Midnight Cowboy (1969) dir: John Schlesinger
This makes the list as one of my all-time favourites. Made at the start of that strange, reflective period where big studios backed risky films about isolation, loneliness and urban paranoia, it throws us into a world of hustlers, losers and poverty.
It takes two unlikeable characters stumbling through the arse-end of a bitter landscape, shows us how they think and dream, doesn’t really ask for an ounce of sympathy - and yet have us care for these men, even though we probably shouldn’t.
The film begins in dusty Texas, but moves from relative poverty to the squalor of a dirty metropolis as Joe Buck arrives in New York, full of dreams, running from a sketchy past that is cleverly hinted at through hazy recall/flashbacks.

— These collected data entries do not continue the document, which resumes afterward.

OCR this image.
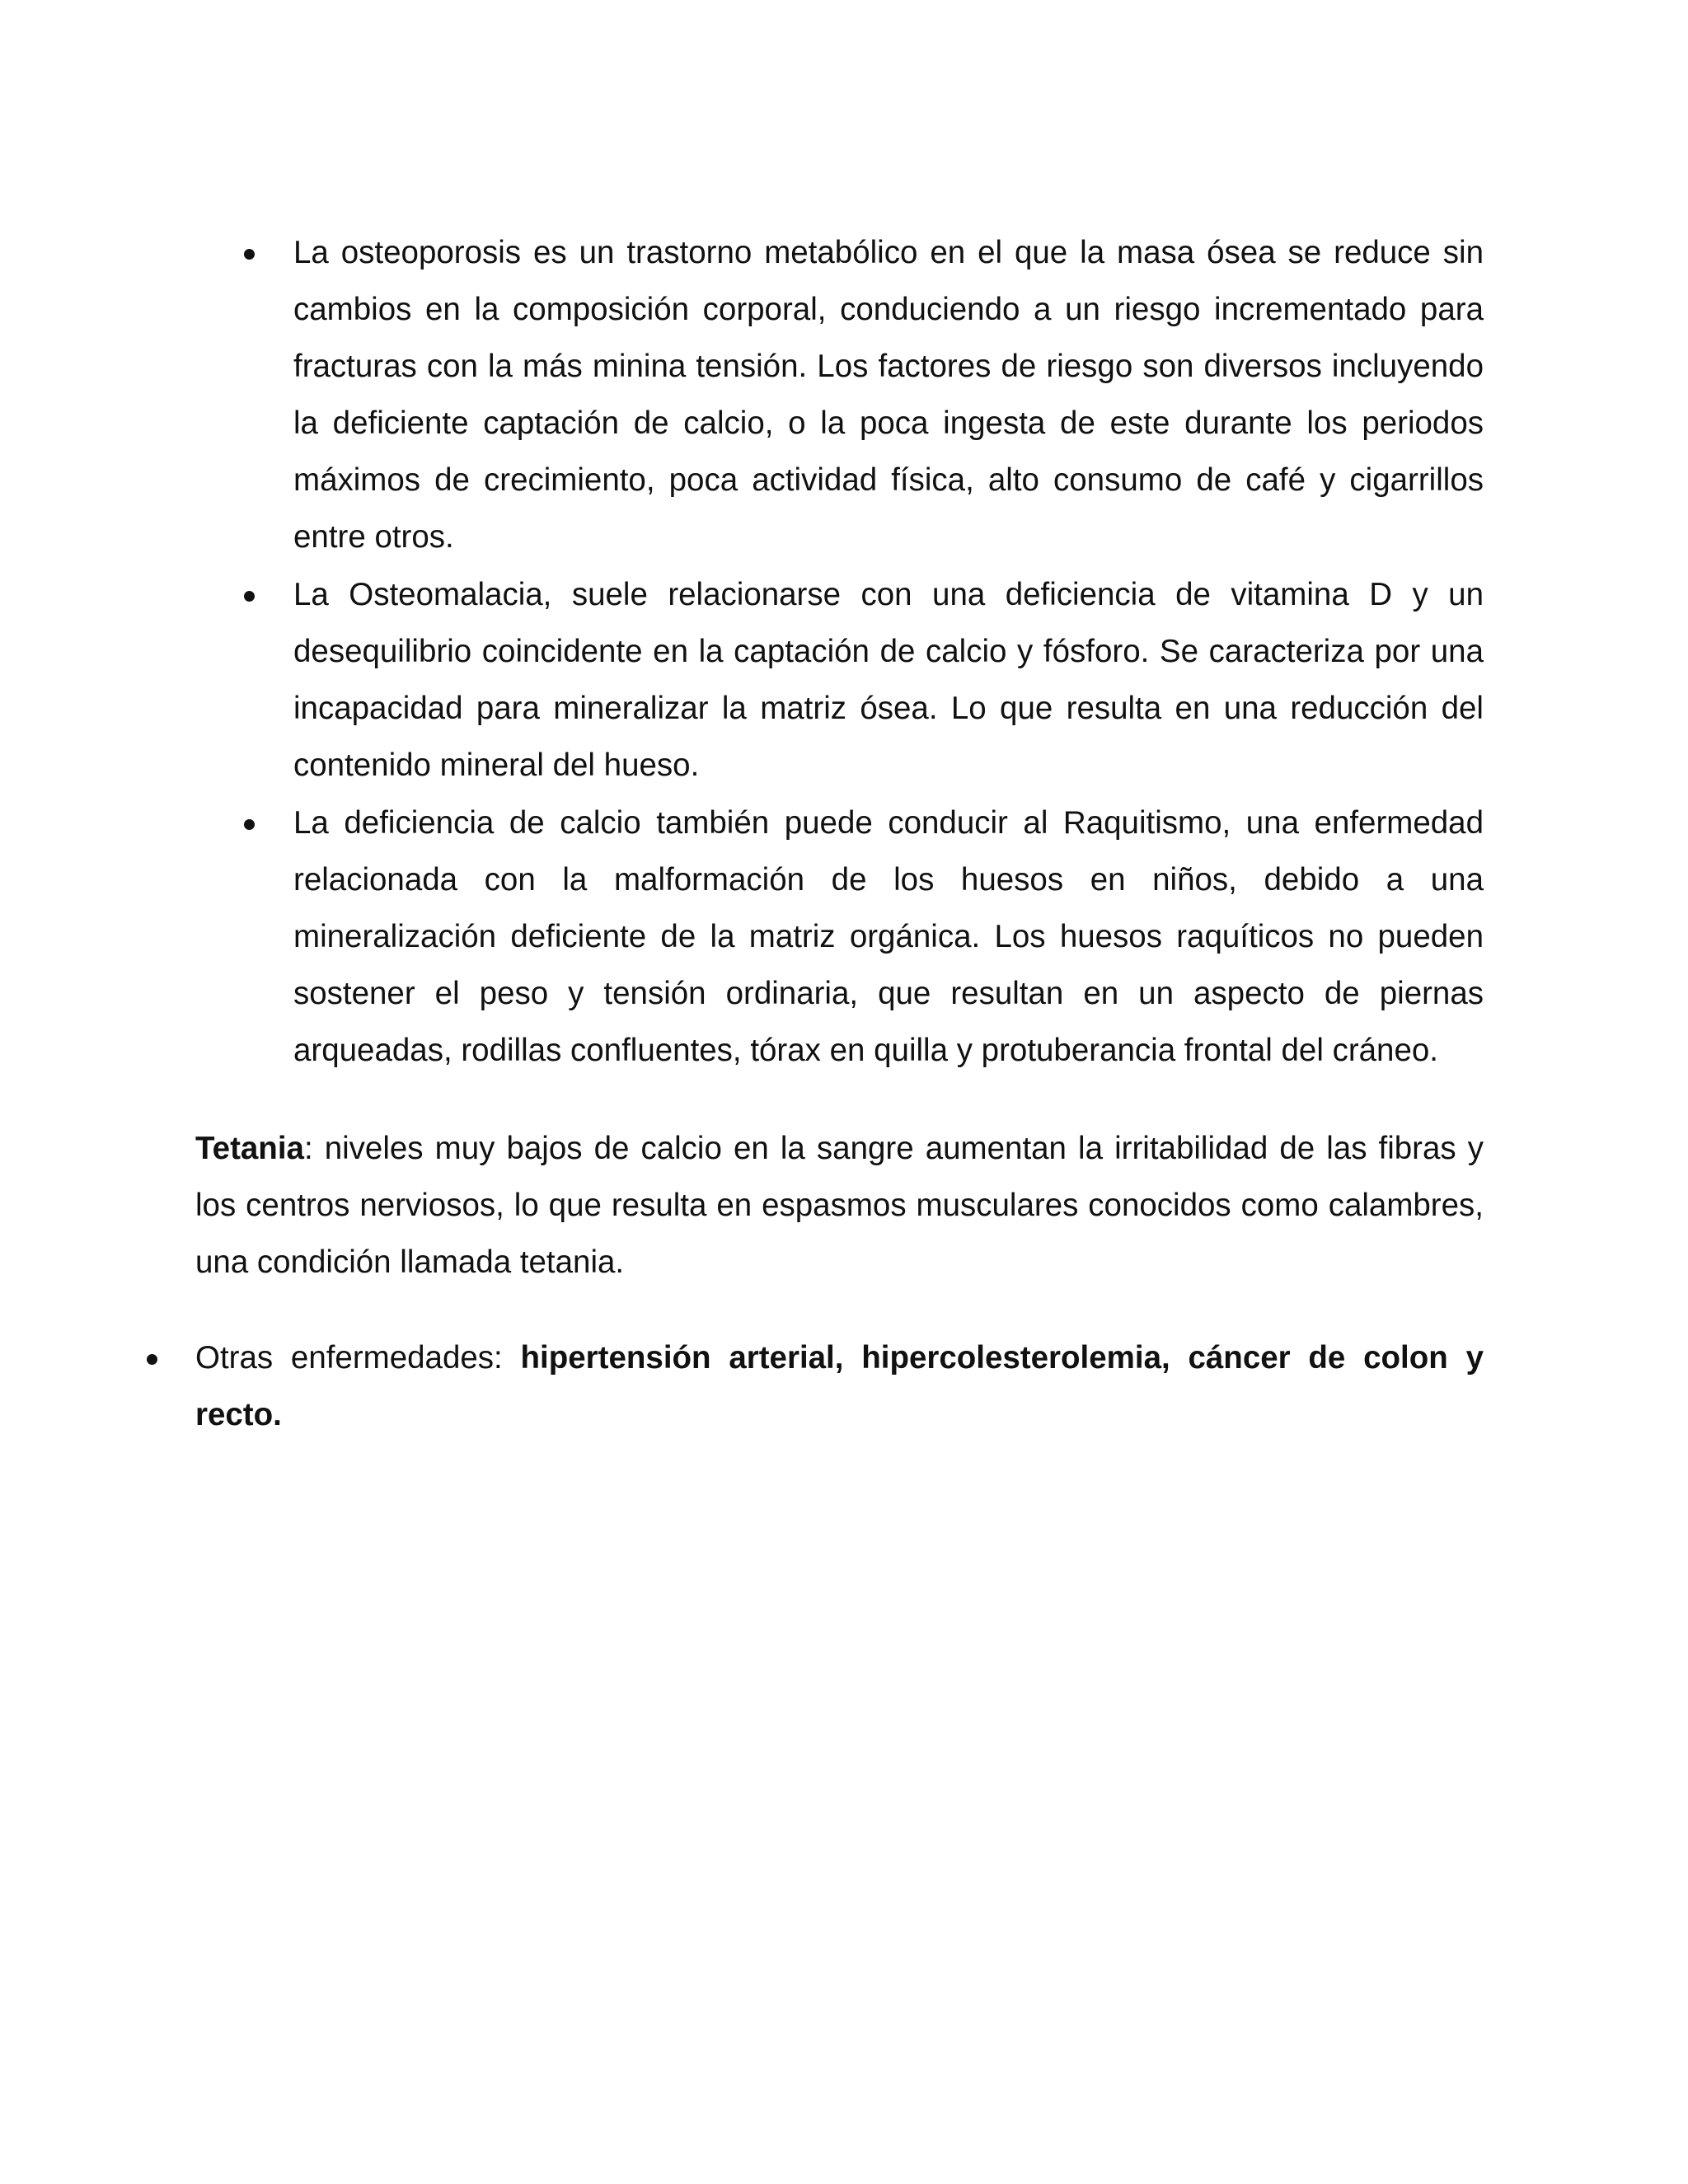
La osteoporosis es un trastorno metabólico en el que la masa ósea se reduce sin cambios en la composición corporal, conduciendo a un riesgo incrementado para fracturas con la más minina tensión. Los factores de riesgo son diversos incluyendo la deficiente captación de calcio, o la poca ingesta de este durante los periodos máximos de crecimiento, poca actividad física, alto consumo de café y cigarrillos entre otros.

La Osteomalacia, suele relacionarse con una deficiencia de vitamina D y un desequilibrio coincidente en la captación de calcio y fósforo. Se caracteriza por una incapacidad para mineralizar la matriz ósea. Lo que resulta en una reducción del contenido mineral del hueso.

La deficiencia de calcio también puede conducir al Raquitismo, una enfermedad relacionada con la malformación de los huesos en niños, debido a una mineralización deficiente de la matriz orgánica. Los huesos raquíticos no pueden sostener el peso y tensión ordinaria, que resultan en un aspecto de piernas arqueadas, rodillas confluentes, tórax en quilla y protuberancia frontal del cráneo.

Tetania: niveles muy bajos de calcio en la sangre aumentan la irritabilidad de las fibras y los centros nerviosos, lo que resulta en espasmos musculares conocidos como calambres, una condición llamada tetania.

Otras enfermedades: hipertensión arterial, hipercolesterolemia, cáncer de colon y recto.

Nightmares and fantasies collide in a dazzling variety of styles and techniques, but grim reality is never far away. As winter sets in, Joe degrades his shallow aspirations (and himself) in order to get by - yet, in doing so, is confronted with aspects of his subconscious that drive him into dangerous territory.
Voight and Hoffman are mesmerising but it’s director Schlesinger who captures the alienation of the big city like never before. Waldo Salt is the unsung hero, adapting the novel for the screen. I still find the last shot of the movie heartbreaking.
Oh - it also has a great soundtrack. I swear that period of American cinema has never been bettered.